Cultura

La simulación como política

El denostado Baudrillard tenía más razón que un santo. Vivimos en el reino del simulacro porque nos asusta vivir y morir

La historia sería bonita, pero no queda apenas más que la cáscara. Ayer pudimos ver por fin Las ocho montañas. Más bien debía llamarse "Las ocho montañas con ascensor". La trama y los personajes son tan planos, tan carentes de dramatismo y verosimilitud, que todo parece hecho con la ayuda de Wikipedia, peor aún, con el ChatGPT. Ni la infancia de los protagonistas, ni el canto a su amistad, ni las madres y padres, novias o amantes, poseen el más mínimo relieve, ningún encanto y profundidad reales. Hasta el Nepal aparece como una colección de calcomanías, uniendo cromitos con la técnica de cortar y pegar. Aunque sumándole a ello, naturalmente, la pulcritud de una corrección política que no quiere ofender a nadie. Lo consigue, en efecto. Pero también logra un pasmo de dos horas al que le cuesta también, por un margen de duda y de respeto, bostezar.

El denostado Baudrillard tenía más razón que un santo. Vivimos en la reino del simulacro porque nos asusta vivir y morir. Nos aterra incluso sentir, sufrir variaciones para las que no hay cobertura ni ningún algoritmo. Pensémoslo un momento: ¿quién cambia realmente entre nosotros, aun después del más encendido de los debates?

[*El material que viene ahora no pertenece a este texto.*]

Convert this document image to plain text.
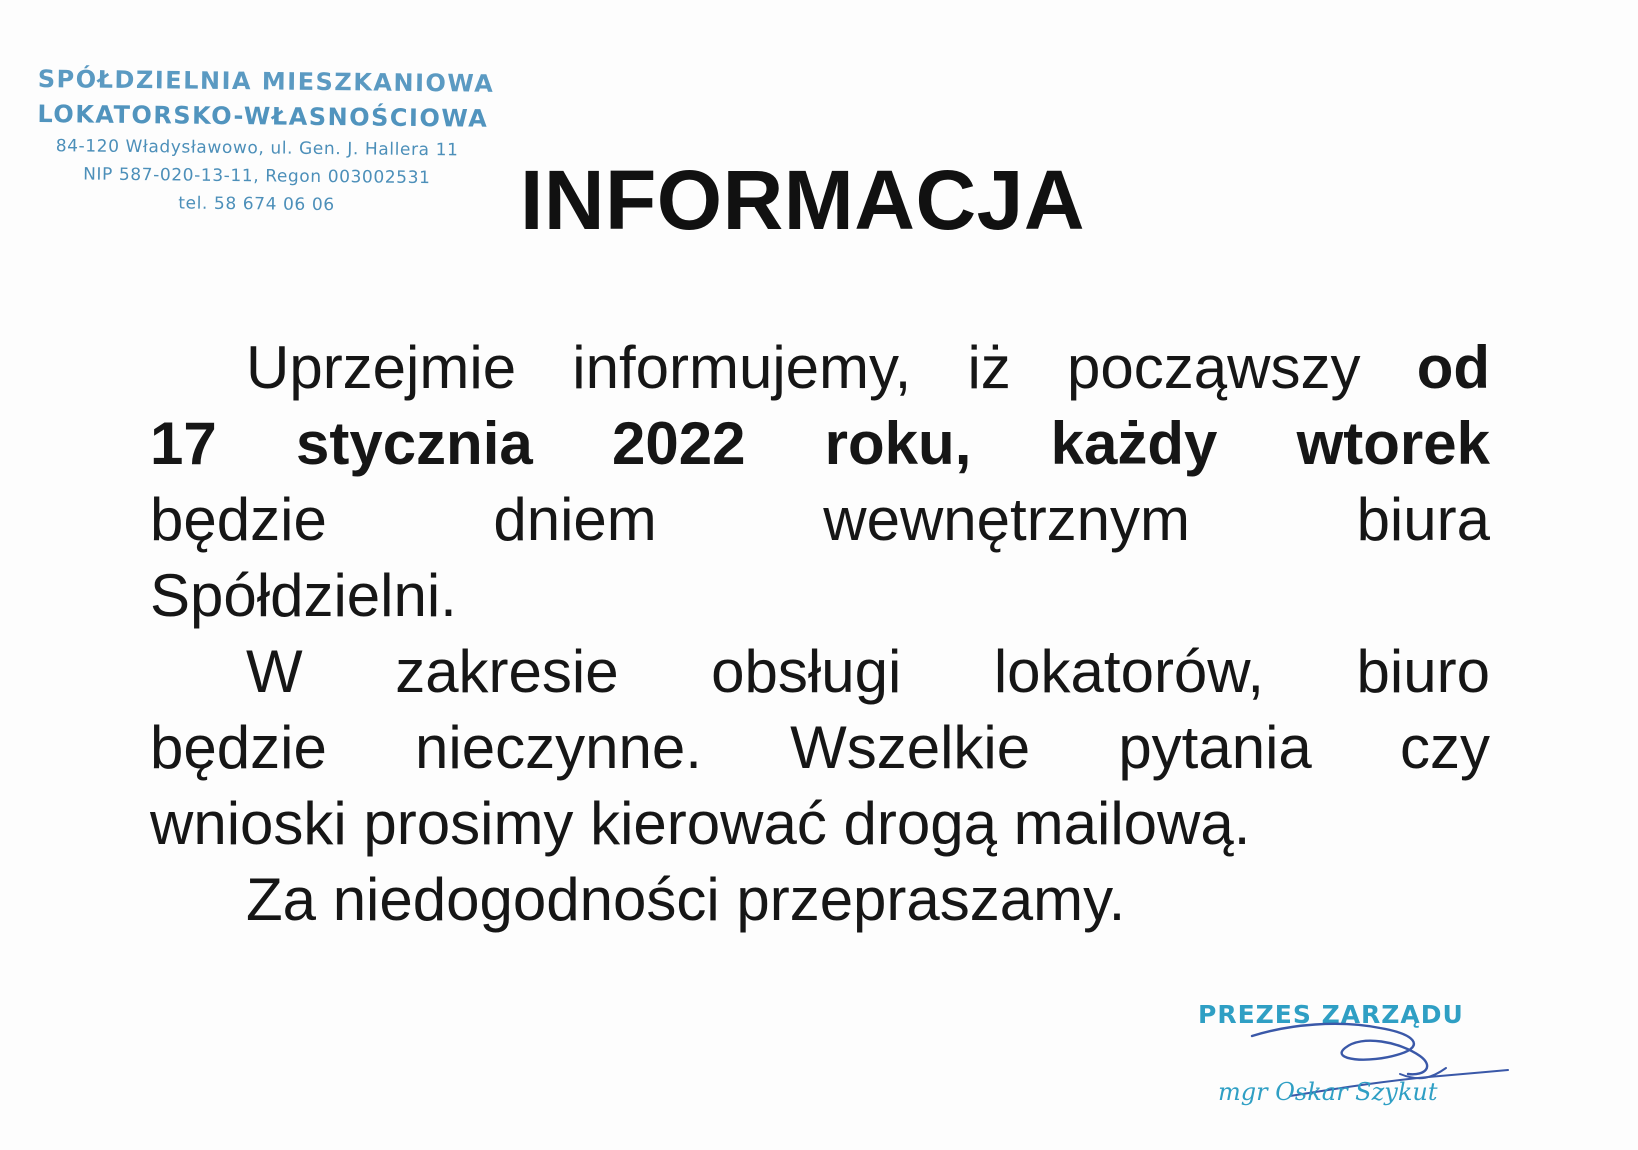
SPÓŁDZIELNIA MIESZKANIOWA
LOKATORSKO-WŁASNOŚCIOWA
84-120 Władysławowo, ul. Gen. J. Hallera 11
NIP 587-020-13-11, Regon 003002531
tel. 58 674 06 06	INFORMACJA
Uprzejmie informujemy, iż począwszy od
17 stycznia 2022 roku, każdy wtorek
będzie	dniem	wewnętrznym	biura
Spółdzielni.
W zakresie obsługi lokatorów, biuro
będzie nieczynne. Wszelkie pytania czy
wnioski prosimy kierować drogą mailową.
Za niedogodności przepraszamy.
PREZES ZARZĄDU
mgr Oskar Szykut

La república independiente del Yo ha sustituido al imperio de los sentidos. ¿No es cierto que todo el  mundo habla por los codos en las redes, incluso escribe novelas, para sencillamente no escuchar? ¿Para no estar donde está, con los cinco sentidos? Esta sociedad es a veces muy cómica. Por ejemplo, en este "efecto túnel" pacífico y personalizado en masa que es casi continuo. Dentro de él, ¿quién se atreve, en los temas sensibles, a opinar de modo seriamente distinto? Comerciamos solo con diferencias virtuales.

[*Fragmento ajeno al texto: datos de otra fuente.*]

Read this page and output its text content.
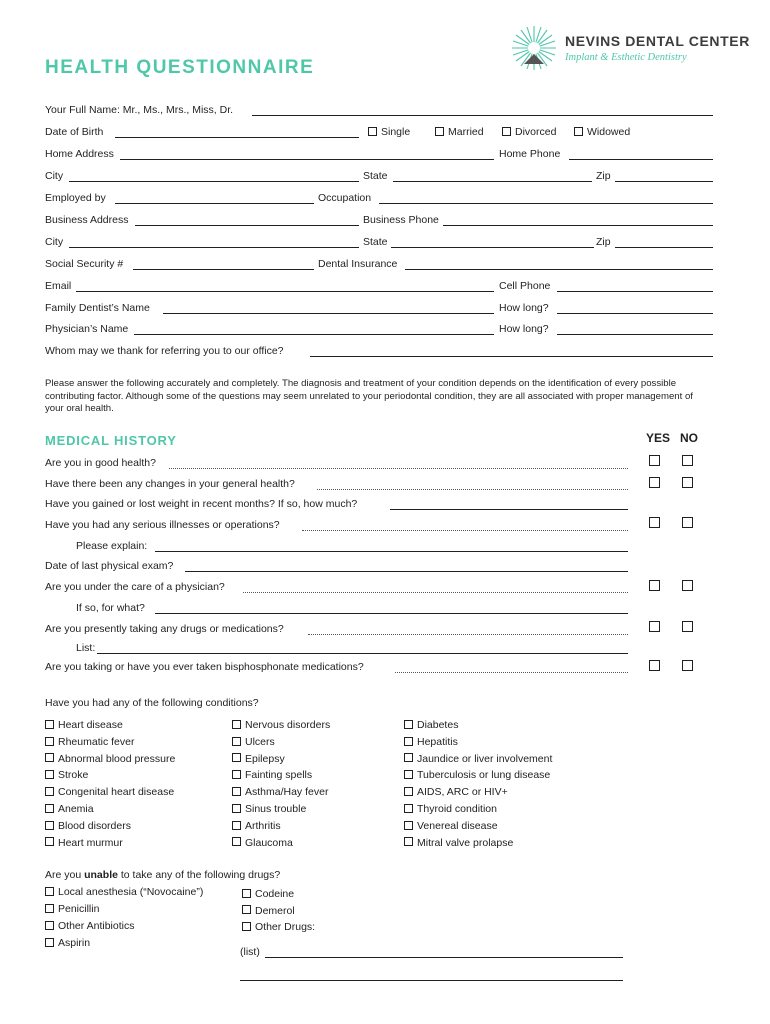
HEALTH QUESTIONNAIRE
NEVINS DENTAL CENTER
Implant & Esthetic Dentistry
Your Full Name: Mr., Ms., Mrs., Miss, Dr.
Date of Birth	Single	Married	Divorced	Widowed
Home Address	Home Phone
City	State	Zip
Employed by	Occupation
Business Address	Business Phone
City	State	Zip
Social Security #	Dental Insurance
Email	Cell Phone
Family Dentist’s Name	How long?
Physician’s Name	How long?
Whom may we thank for referring you to our office?
Please answer the following accurately and completely. The diagnosis and treatment of your condition depends on the identification of every possible contributing factor. Although some of the questions may seem unrelated to your periodontal condition, they are all associated with proper management of your oral health.
MEDICAL HISTORY	YES NO
Are you in good health?
Have there been any changes in your general health?
Have you gained or lost weight in recent months? If so, how much?
Have you had any serious illnesses or operations?
Please explain:
Date of last physical exam?
Are you under the care of a physician?
If so, for what?
Are you presently taking any drugs or medications?
List:
Are you taking or have you ever taken bisphosphonate medications?
Have you had any of the following conditions?
Heart disease
Rheumatic fever
Abnormal blood pressure
Stroke
Congenital heart disease
Anemia
Blood disorders
Heart murmur
Nervous disorders
Ulcers
Epilepsy
Fainting spells
Asthma/Hay fever
Sinus trouble
Arthritis
Glaucoma
Diabetes
Hepatitis
Jaundice or liver involvement
Tuberculosis or lung disease
AIDS, ARC or HIV+
Thyroid condition
Venereal disease
Mitral valve prolapse
Are you unable to take any of the following drugs?
Local anesthesia (“Novocaine”)
Penicillin
Other Antibiotics
Aspirin
Codeine
Demerol
Other Drugs:
(list)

Esta huida del tacto a favor de lo óptico, de una visibilidad vigilante, conoció en el laboratorio político de la pasada pandemia una vuelta de tuerca que va a ser difícil de desactivar

En realidad, casi no queda nadie que no pertenezca a una iglesia. Es decir, a una empresa autónoma del Yo, higiénicamente aislada y conectada a su secta. ¿Cuántos de nuestros amigos, sean psicoanalistas, músicos o profesores, no son sobre todo una orgullosa y narcisista pyme? Y ello aunque tengan "baja" la autoestima. ¿Quiénes de ellos creen en algo y además lo practican? Simulan ser de derechas, simulan ser de izquierdas, pero lo que ante todo parece importar es salir adelante, ocupando un lugar en el mar de la indiferencia. Y esto tiene que ver con una sensación inquietante que tenemos de vez en cuando, al preguntarnos: ¿Fulanito es estupendo o se trata solamente de un excelente performer?

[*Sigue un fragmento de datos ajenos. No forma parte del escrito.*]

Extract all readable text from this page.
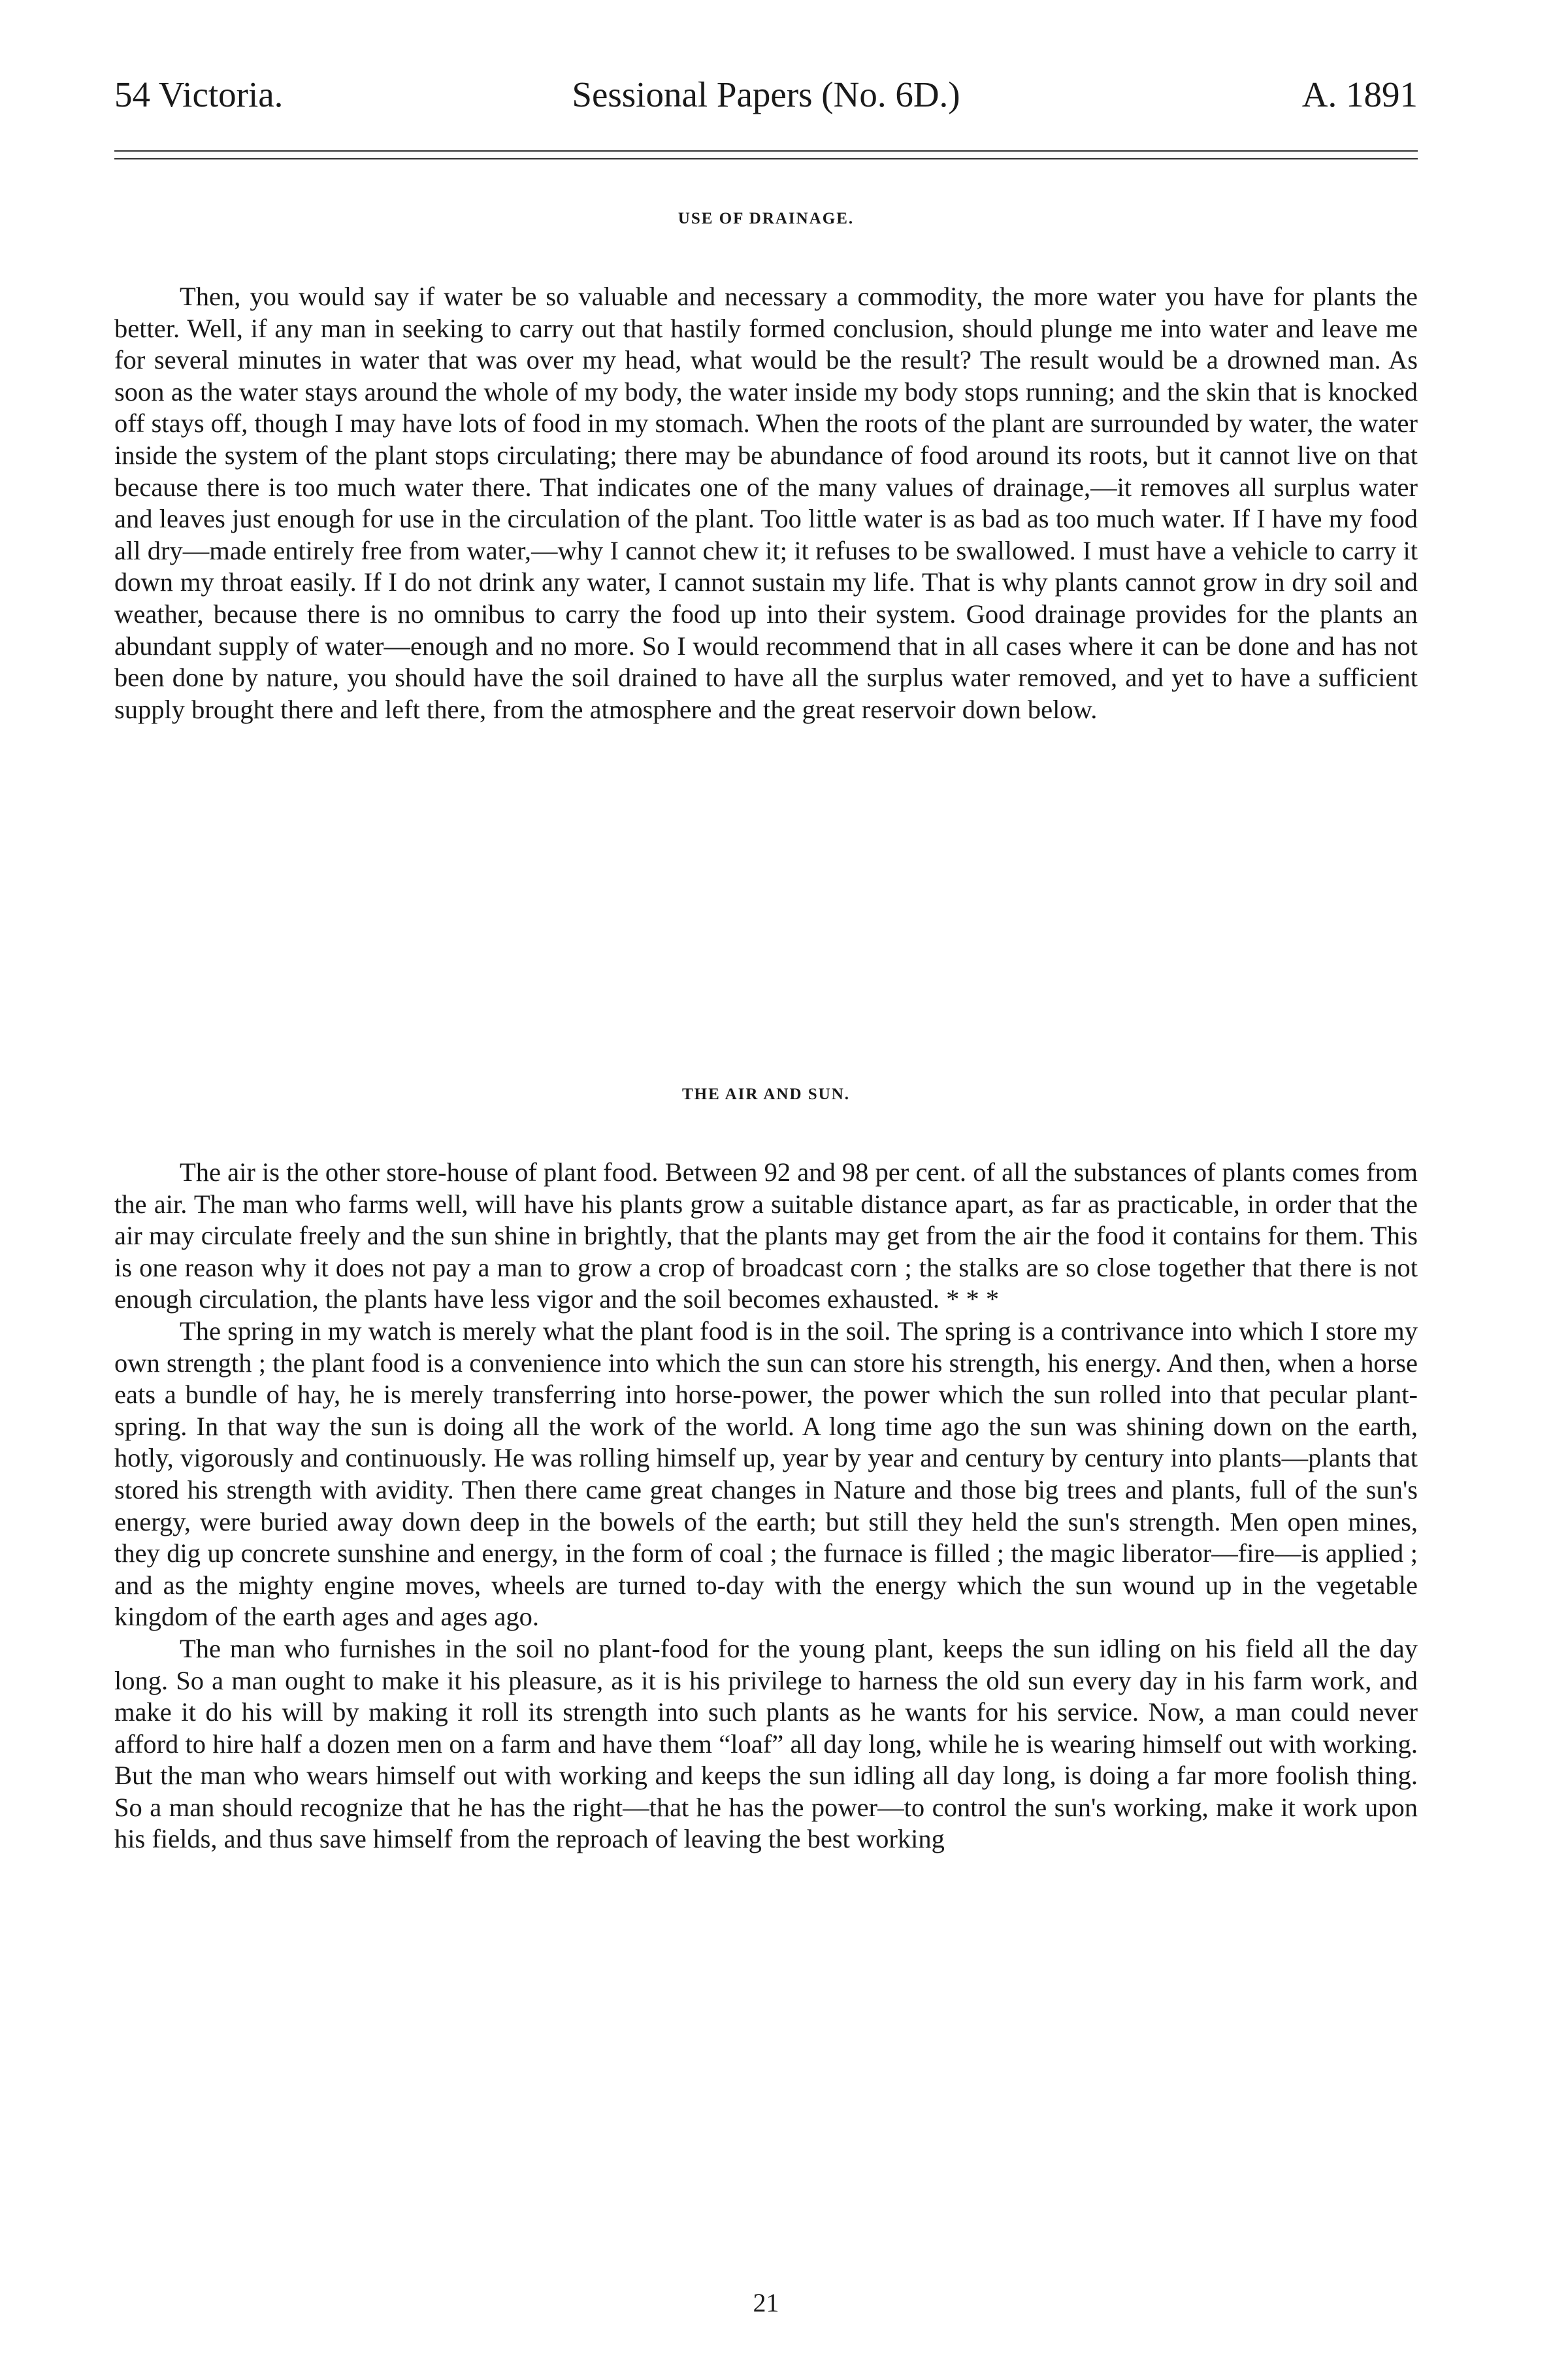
54 Victoria.	Sessional Papers (No. 6D.)	A. 1891
USE OF DRAINAGE.

Then, you would say if water be so valuable and necessary a commodity, the more water you have for plants the better. Well, if any man in seeking to carry out that hastily formed conclusion, should plunge me into water and leave me for several minutes in water that was over my head, what would be the result? The result would be a drowned man. As soon as the water stays around the whole of my body, the water inside my body stops running; and the skin that is knocked off stays off, though I may have lots of food in my stomach. When the roots of the plant are surrounded by water, the water inside the system of the plant stops circulating; there may be abundance of food around its roots, but it cannot live on that because there is too much water there. That indicates one of the many values of drainage,—it removes all surplus water and leaves just enough for use in the circulation of the plant. Too little water is as bad as too much water. If I have my food all dry—made entirely free from water,—why I cannot chew it; it refuses to be swallowed. I must have a vehicle to carry it down my throat easily. If I do not drink any water, I cannot sustain my life. That is why plants cannot grow in dry soil and weather, because there is no omnibus to carry the food up into their system. Good drainage provides for the plants an abundant supply of water—enough and no more. So I would recommend that in all cases where it can be done and has not been done by nature, you should have the soil drained to have all the surplus water removed, and yet to have a sufficient supply brought there and left there, from the atmosphere and the great reservoir down below.

THE AIR AND SUN.

The air is the other store-house of plant food. Between 92 and 98 per cent. of all the substances of plants comes from the air. The man who farms well, will have his plants grow a suitable distance apart, as far as practicable, in order that the air may circulate freely and the sun shine in brightly, that the plants may get from the air the food it contains for them. This is one reason why it does not pay a man to grow a crop of broadcast corn ; the stalks are so close together that there is not enough circulation, the plants have less vigor and the soil becomes exhausted. * * *

The spring in my watch is merely what the plant food is in the soil. The spring is a contrivance into which I store my own strength ; the plant food is a convenience into which the sun can store his strength, his energy. And then, when a horse eats a bundle of hay, he is merely transferring into horse-power, the power which the sun rolled into that pecular plant-spring. In that way the sun is doing all the work of the world. A long time ago the sun was shining down on the earth, hotly, vigorously and continuously. He was rolling himself up, year by year and century by century into plants—plants that stored his strength with avidity. Then there came great changes in Nature and those big trees and plants, full of the sun's energy, were buried away down deep in the bowels of the earth; but still they held the sun's strength. Men open mines, they dig up concrete sunshine and energy, in the form of coal ; the furnace is filled ; the magic liberator—fire—is applied ; and as the mighty engine moves, wheels are turned to-day with the energy which the sun wound up in the vegetable kingdom of the earth ages and ages ago.

The man who furnishes in the soil no plant-food for the young plant, keeps the sun idling on his field all the day long. So a man ought to make it his pleasure, as it is his privilege to harness the old sun every day in his farm work, and make it do his will by making it roll its strength into such plants as he wants for his service. Now, a man could never afford to hire half a dozen men on a farm and have them “loaf” all day long, while he is wearing himself out with working. But the man who wears himself out with working and keeps the sun idling all day long, is doing a far more foolish thing. So a man should recognize that he has the right—that he has the power—to control the sun's working, make it work upon his fields, and thus save himself from the reproach of leaving the best working

21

Esto al menos en la cultura urbana. El submundo popular es otra cosa, del que la clase media urbana poco o nada quiere saber. El antiguo pueblo llano queda para la España vacía, aunque muy bien pueda estar escondida en el centro de Madrid o de Barcelona. 

Es posible que el interés general por la ficción y la política, también por el sexo y la pornografía informativa, en detrimento de la aventura de amar, de odiar y de escuchar, en menoscabo de la inmediatez de estar, sean síntomas de este retiro a una tercera fase. Igual que lo es la caída en picado de la lectura. No hay una crisis del papel, hay una auténtica crisis de la piel, del contacto. Sin duda, esta huida del tacto a favor de lo óptico, de una visibilidad vigilante, conoció en el laboratorio político de la pasada pandemia una vuelta de tuerca que va a ser difícil de desactivar.